Wanting to make a healthier pancake version but equally satisfying like those I had growing up, I started to experiment in the kitchen. After a few trial and errors :: tentativi ed errori, I perfected a recipe that has quickly become a favorite. I don’t believe in box mixes (sorry, dad!). Brownies, cakes, muffins, cupcakes etc. are so easy to make with household staples. Sure, it may take a few minutes longer to prepare them by scratch, but at least you will be eating something wholesome without additives or preservatives.
This strawberry and blueberry pancake cake recipe is perfect for entertaining guests and you can easily make it ahead. Simply make the pancakes and blueberry sauce and store them in the fridge for up to one day in advance. When you are ready to serve, make the whipped cream :: panna montata and compile the pancake cake. Another alternative is just to make the pancakes, and serve them with maple syrup, jam or fresh fruit. Enjoy!
- Makes 9 pancakes
- 2 cups (230g) frozen blueberries
- 3 tablespoons (60g) sugar free blueberry jam
- 3 cups (750ml) skim milk
- 2½ tablespoons fresh squeezed lemon juice (about ½ a large lemon)
- 2 cups (300g) whole wheat flour (using the spoon and sweep method)
- 3½ (14g) teaspoons baking powder
- 2 tablespoons (30g) granulated sugar
- 1 teaspoon (6g) salt
- 1 teaspoon (2g) poppy seeds
- 1 tablespoon (14g) extra virgin coconut oil, melted (or vegetable oil)
- 2 tablespoons (28g) melted butter
- 1 teaspoon (4ml) vanilla extract
- 2 cups (500ml) fresh heavy cream
- 1 tablespoon (20g) all natural maple syrup
- 1 pint (around 400g) strawberries, sliced
- ¼ cup (30g) fresh blueberries
- Bring the frozen blueberries and blueberry jam to a simmer over medium-low heat. Smash the blueberries and cook until the juice has reduced, about 5-10- minutes. Once the liquid has reduced, remove from heat and let cool.
- Combine the milk and lemon juice in a small bowl and let sit for 5 minutes.
- In a large bowl, combine the whole wheat flour, baking powder, sugar, salt and poppy seeds.
- Make a well in the middle and add the buttermilk, melted coconut oil, butter and vanilla extract. Mix until just combined; there should be lumps. The batter should run off the spoon. If it is too thick add a splash of milk. Don't over mix.
- Heat a skillet over medium heat, once it's hot add a small knob of butter rotating the skillet so that the base is covered. Using a ½ cup (120g) measuring cup, measure out the batter and pour it in the skillet. When lots of bubbles form on the top use a spatula to peek underneath. If the bottom is golden brown flip the pancake in one decisive movement. Cook for another 1-2 minutes.

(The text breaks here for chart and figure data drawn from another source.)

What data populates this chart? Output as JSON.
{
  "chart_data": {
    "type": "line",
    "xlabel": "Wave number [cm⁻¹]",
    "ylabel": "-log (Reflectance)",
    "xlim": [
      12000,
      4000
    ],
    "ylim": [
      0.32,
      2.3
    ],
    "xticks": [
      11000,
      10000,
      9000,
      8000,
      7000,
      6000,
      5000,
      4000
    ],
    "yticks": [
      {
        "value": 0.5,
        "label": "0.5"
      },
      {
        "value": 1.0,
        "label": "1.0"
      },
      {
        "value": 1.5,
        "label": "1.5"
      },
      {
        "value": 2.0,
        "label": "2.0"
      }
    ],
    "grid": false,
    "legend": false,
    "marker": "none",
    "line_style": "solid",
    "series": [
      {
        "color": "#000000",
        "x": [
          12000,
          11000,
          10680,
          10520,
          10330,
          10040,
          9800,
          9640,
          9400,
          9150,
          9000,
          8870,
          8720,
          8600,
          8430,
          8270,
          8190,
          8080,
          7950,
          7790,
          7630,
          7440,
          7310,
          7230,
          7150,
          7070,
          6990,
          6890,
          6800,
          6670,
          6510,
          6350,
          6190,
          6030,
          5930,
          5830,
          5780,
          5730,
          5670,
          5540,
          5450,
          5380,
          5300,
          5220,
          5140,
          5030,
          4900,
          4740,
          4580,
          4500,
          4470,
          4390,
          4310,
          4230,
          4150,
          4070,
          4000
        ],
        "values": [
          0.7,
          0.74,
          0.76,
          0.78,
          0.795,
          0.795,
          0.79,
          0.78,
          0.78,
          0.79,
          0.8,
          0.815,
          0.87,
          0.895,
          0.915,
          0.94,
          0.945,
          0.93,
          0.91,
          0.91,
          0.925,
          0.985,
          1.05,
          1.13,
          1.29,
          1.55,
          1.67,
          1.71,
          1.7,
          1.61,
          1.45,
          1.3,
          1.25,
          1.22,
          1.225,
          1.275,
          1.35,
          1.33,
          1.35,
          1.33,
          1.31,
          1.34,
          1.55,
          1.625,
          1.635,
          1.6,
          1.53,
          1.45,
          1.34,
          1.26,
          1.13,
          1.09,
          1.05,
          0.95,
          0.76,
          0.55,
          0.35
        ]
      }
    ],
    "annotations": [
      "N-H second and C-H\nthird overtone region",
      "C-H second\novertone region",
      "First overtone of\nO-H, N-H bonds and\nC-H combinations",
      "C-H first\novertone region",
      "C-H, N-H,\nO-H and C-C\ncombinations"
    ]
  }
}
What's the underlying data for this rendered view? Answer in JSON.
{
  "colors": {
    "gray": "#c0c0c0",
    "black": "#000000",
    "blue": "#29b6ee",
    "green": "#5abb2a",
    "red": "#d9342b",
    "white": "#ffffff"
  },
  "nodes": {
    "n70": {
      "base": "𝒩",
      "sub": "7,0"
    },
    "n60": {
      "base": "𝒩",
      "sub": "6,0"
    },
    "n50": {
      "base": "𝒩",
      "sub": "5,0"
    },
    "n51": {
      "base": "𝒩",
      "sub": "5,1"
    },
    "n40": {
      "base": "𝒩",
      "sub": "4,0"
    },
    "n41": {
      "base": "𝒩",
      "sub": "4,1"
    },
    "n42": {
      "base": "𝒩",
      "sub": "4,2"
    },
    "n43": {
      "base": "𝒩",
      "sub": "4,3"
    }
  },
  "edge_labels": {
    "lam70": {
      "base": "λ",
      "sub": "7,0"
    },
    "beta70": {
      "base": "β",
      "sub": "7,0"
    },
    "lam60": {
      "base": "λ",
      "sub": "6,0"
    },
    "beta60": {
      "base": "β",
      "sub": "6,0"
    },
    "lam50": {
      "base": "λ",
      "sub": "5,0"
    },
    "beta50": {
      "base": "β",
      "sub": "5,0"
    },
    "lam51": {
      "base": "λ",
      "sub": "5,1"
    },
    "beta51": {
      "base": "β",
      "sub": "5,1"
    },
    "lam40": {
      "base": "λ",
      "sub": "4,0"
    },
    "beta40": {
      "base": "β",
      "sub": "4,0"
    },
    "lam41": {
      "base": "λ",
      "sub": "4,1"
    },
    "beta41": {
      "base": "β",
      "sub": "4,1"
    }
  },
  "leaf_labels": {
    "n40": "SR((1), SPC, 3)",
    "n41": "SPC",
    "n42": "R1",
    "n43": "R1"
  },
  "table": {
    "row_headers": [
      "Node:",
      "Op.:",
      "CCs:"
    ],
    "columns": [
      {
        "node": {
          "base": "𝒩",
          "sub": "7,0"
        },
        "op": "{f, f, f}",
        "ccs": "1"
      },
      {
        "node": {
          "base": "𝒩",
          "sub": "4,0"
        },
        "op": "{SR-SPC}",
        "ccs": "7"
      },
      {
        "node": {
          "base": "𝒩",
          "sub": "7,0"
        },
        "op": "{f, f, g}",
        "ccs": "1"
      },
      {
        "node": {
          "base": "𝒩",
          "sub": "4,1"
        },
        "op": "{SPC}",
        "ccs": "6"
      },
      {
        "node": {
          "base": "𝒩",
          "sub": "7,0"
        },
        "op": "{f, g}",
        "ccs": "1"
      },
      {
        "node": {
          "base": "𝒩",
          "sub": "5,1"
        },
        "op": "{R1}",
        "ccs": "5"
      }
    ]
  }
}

Do not press down on the pancake with the spatula. To know when it is ready, simply touch the center of the pancake with your fingertips and if it is soft then you can remove the pancake and set on a wire rack to cool. Add another small knob of butter and repeat these steps until you have cooked all 9 pancakes.
- While the pancakes cool, put the fresh heavy cream in a bowl, add the maple syrup and whip until stiff peaks form.
- To compile the pancake cake, put one pancake on a flat serving plate and distribute a spoonful of the blueberry sauce followed by a few spoonfuls of the whipped cream. Arrange six strawberry pieces towards the edge then top with another pancake. Repeat all steps. On the final pancake top with the remaining whipped cream, a strawberry and fresh blueberries.
- To serve, cut slices and top with maple syrup, if desired.
- Note: You can make just the pancake recipe, if you don't want to make the entire cake, and simply serve with maple syrup. This pancake cake is also great to make ahead. Simply make the pancakes and blueberry sauce, store them in the fridge for up to one day in advance. When you are ready to serve, make the whipped cream and compile the pancake cake.